The program is for kids in kindergarten through sixth grade. It’s hard to believe that my son just played his final game.
It seems like just last week that he was playing his first game, without really a clue as to what he was doing. I’m not sure he scored in his first two or three years in the program. But sometime around his fourth-grade year, he became aggressive on rebounding. He seemed to have a way of being around the ball after every shot.
But I’ve never thought he was a great player. In fact, this season I was a bit late in signing him up. After-the-deadline late. I begged to let him playing, saying that he didn’t need an evaluation; that he was average at best.
Only what I didn’t realize was that he had been playing some at school.

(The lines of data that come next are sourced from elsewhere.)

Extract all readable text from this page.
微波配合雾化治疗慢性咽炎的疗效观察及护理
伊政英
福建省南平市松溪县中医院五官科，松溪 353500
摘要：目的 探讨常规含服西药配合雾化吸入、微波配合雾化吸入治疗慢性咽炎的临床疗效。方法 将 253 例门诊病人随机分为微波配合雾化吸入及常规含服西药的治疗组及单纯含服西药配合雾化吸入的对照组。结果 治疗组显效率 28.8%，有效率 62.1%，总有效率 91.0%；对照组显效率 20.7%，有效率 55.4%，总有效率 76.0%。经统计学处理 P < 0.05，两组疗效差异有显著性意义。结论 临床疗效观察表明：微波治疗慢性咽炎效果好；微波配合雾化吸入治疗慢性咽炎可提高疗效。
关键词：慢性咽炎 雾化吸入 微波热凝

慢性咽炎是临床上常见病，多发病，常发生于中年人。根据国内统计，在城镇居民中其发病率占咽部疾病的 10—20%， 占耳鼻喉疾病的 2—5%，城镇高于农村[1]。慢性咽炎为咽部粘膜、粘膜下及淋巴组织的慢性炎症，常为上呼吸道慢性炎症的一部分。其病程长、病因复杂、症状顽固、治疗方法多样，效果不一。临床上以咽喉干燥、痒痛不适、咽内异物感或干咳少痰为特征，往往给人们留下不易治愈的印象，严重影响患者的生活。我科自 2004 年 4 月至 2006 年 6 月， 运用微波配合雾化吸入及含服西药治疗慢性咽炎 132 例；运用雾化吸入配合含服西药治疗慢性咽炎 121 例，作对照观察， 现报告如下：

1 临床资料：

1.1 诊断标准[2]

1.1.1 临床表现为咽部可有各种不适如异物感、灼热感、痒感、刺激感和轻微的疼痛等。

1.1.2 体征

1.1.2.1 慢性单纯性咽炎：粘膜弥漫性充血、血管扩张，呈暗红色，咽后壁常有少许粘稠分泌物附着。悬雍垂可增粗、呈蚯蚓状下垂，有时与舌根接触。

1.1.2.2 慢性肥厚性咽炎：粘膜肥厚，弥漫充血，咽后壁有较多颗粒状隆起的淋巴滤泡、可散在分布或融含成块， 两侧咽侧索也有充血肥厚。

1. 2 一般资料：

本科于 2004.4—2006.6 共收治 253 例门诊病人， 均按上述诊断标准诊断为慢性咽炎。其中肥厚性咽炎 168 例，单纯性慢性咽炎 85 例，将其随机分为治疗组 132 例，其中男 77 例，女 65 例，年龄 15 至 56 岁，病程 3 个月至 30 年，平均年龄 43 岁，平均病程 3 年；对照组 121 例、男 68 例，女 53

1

And that as he’s grown, he’s not only gotten a lot taller (he’ll be passing me by any minute now), but he’s also gained confidence. And his motor skills have improved, as he demonstrated to me in our driveway time after time this year.
When the games started, I almost didn’t recognize him on the court. He was running the court, while DRIBBLING THE BALL!. I honestly didn’t know he could do that. He would drive to the basket, and confidently shoot – not always making it, but the confidence was there.
I should have easily recognized him, since I was the assistant coach on our team. This was my third year to be an assistant. Most of my coaching ability consists of me yelling such insightful things as “Go!” or, even better, “Shoot!”
When I took the bench, I guess I still expected to see that little boy. The one that couldn’t dribble. The one who couldn’t shoot. The one who looked at times like he needed a compass to know which direction to run.
Instead, I saw a much bigger boy, a young man in fact, with his long hair flowing as he ran down the court. Taking long strides – not just down the court, but to growing up as well.
It would be an understatement to say I was proud of him. I was. It was great to see him doing well at a sport that I thought he was best suited for watching on the couch.
But not just for that. It was also great to see how much he’s grown over six years of Upward basketball – as a player and as a person.